Então, o currículo base dá, pelo menos, esse mínimo de conhecimento a que todos têm direito. Portanto, avançamos quantitativamente em 20 anos, está quase universalizado o ensino fundamental, crescendo o infantil e o médio. Estamos caminhando. O Brasil foi o país que, em menor tempo, aumentou a escolaridade média da população. Em média, um país leva dez anos para mudar um ano da escolaridade média. O recorde era de Xangai, hoje é do Brasil, fomos o país que aumentou, em menor tempo, a escolaridade: de quatro para sete anos. Somos também o que aumentou, em menor tempo, o número de alunos no ensino médio.

“Avançamos na educação, mas não se faz milagre”

Elder Dias — Ainda assim, esses índices não podem ser maquiados, por exemplo, em questão de qualidade? Avançamos com a mesma qualidade de outros países que demoraram mais tempo?
Todos os países passam pela discussão entre qualidade e quantidade. É inevitável e é claro que o avanço mais rápido é o da quantidade. A qualidade vai acontecendo depois. Não tem como, pois é um processo que todos os países passaram e ainda acontece em vários lugares do mundo. Nós avançamos em quantidade e estamos tentando avançar qualitativamente. Pois, a qualidade implica a formação do professor, na carreira, em material pedagógico, apoio.

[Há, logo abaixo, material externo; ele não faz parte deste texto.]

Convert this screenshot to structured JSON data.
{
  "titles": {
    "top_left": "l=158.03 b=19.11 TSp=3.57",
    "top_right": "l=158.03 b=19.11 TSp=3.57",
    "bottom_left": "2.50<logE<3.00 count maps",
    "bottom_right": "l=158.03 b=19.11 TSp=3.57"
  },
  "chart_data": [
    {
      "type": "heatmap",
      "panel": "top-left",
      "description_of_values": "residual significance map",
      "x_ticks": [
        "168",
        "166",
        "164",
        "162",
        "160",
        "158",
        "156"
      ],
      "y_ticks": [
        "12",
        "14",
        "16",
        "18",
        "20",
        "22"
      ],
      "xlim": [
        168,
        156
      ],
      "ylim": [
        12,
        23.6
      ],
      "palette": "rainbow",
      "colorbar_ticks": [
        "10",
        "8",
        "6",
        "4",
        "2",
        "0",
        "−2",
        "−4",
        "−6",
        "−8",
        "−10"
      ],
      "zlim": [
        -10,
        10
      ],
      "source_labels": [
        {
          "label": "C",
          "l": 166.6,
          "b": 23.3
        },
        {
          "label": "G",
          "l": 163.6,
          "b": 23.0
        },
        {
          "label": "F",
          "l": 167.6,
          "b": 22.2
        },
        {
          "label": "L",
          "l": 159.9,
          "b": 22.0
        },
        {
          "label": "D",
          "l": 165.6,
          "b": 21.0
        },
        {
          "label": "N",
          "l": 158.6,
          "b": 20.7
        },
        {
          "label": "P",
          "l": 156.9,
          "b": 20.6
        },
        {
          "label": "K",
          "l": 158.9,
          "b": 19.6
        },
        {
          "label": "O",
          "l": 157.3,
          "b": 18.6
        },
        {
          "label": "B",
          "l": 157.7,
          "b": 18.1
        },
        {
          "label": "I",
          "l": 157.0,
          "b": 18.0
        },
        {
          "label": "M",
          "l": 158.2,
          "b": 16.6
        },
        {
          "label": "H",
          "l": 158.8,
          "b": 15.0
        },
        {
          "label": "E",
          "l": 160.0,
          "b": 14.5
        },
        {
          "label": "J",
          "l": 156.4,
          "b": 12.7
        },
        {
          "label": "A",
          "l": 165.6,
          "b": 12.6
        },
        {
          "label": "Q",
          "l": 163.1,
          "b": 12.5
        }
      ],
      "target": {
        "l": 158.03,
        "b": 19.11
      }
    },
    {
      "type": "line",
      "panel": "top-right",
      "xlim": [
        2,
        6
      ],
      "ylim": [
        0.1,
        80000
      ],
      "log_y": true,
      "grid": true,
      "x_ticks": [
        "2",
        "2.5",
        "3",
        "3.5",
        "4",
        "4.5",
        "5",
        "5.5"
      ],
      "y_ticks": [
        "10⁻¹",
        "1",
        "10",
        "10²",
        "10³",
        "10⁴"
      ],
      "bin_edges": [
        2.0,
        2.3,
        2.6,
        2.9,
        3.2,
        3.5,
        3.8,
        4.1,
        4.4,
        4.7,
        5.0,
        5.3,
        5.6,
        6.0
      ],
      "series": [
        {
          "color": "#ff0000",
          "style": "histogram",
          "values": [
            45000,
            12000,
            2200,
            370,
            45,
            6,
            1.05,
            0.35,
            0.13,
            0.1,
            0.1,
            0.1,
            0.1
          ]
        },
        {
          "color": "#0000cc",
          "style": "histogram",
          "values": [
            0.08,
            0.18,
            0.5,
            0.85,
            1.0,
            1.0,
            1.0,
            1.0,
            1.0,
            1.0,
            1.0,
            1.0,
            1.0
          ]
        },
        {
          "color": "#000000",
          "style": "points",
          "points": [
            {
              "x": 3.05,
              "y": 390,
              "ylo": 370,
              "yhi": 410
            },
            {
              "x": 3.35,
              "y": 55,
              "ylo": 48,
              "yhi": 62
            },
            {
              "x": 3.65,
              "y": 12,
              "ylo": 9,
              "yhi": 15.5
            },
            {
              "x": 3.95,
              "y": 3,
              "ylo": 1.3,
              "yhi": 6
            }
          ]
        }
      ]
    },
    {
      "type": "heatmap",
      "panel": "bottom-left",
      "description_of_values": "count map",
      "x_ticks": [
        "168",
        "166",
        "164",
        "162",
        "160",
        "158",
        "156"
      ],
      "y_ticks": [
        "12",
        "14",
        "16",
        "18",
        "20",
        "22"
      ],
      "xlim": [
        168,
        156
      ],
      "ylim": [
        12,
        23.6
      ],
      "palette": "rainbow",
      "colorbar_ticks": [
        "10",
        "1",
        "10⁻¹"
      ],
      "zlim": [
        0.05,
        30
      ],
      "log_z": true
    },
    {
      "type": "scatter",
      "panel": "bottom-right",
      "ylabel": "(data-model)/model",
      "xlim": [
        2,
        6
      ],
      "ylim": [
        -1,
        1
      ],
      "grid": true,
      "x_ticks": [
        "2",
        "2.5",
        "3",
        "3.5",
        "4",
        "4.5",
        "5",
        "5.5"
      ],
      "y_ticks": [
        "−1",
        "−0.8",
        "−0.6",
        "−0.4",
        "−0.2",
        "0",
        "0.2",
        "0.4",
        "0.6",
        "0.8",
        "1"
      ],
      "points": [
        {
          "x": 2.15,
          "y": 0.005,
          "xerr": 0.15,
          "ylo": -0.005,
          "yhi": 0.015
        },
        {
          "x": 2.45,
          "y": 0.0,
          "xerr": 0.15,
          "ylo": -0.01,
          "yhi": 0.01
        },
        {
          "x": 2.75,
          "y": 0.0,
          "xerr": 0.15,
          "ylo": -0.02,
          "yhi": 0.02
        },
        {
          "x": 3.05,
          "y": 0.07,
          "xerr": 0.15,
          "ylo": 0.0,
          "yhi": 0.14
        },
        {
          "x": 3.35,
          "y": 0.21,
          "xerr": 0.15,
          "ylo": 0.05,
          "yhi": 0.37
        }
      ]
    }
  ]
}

Cezar Santos — Como está a questão do combate ao analfabetismo em Goiás?
Nós estamos retomando esse assunto com muita prioridade. Ele andou meio esquecido, os EJA [Educação de Jovens e Adultos] e AJA [Alfabetização de Jovens e Adultos] se apagaram. Nós estamos com um processo de retomada de EJA e de um trabalho maciço de alfabetização, que está terminando de ser elaborado na Secretaria da Educação. É uma crueldade com essas pessoas, pois não pode deixar que o índice de analfabetismo seja corrigido à medida que as pessoas vão falecendo. É um absurdo. Portanto, retomaremos com vigor essa questão no segundo semestre.

Elder Dias — Qual o índice de analfabetismo da população?
Da população no geral é 9%, já da população adulta é acima de 15% e os valores estão na média nacional. Goiás está, mais ou menos, como os demais Estados brasileiros. É a média, pois o Nordeste é muito diferente, o Sul também. O que também acontece em Goiás quanto ao sul, norte do Estado. Mesmo nas regiões do Estado existem essas divergências.
É bom que as pessoas entendam a complexidade da educação. Não dá para dizer que está tudo ruim. Nós avançamos e avançamos muito, só não fazemos milagre. Não existe varinha de condão.

Elder Dias — O problema é que avançamos muito e a tecnologia muito mais rápida. Pois, enquanto estamos solucionando o problema do analfabetismo convencional, nós temos uma onda de analfabetismo funcional com a internet que é muito complicada.
O Brasil, simultaneamente, tem demandas não atendidas do século 19 e hoje enfrenta os desafios do século 21. Portanto, esse é o nosso “x” da questão.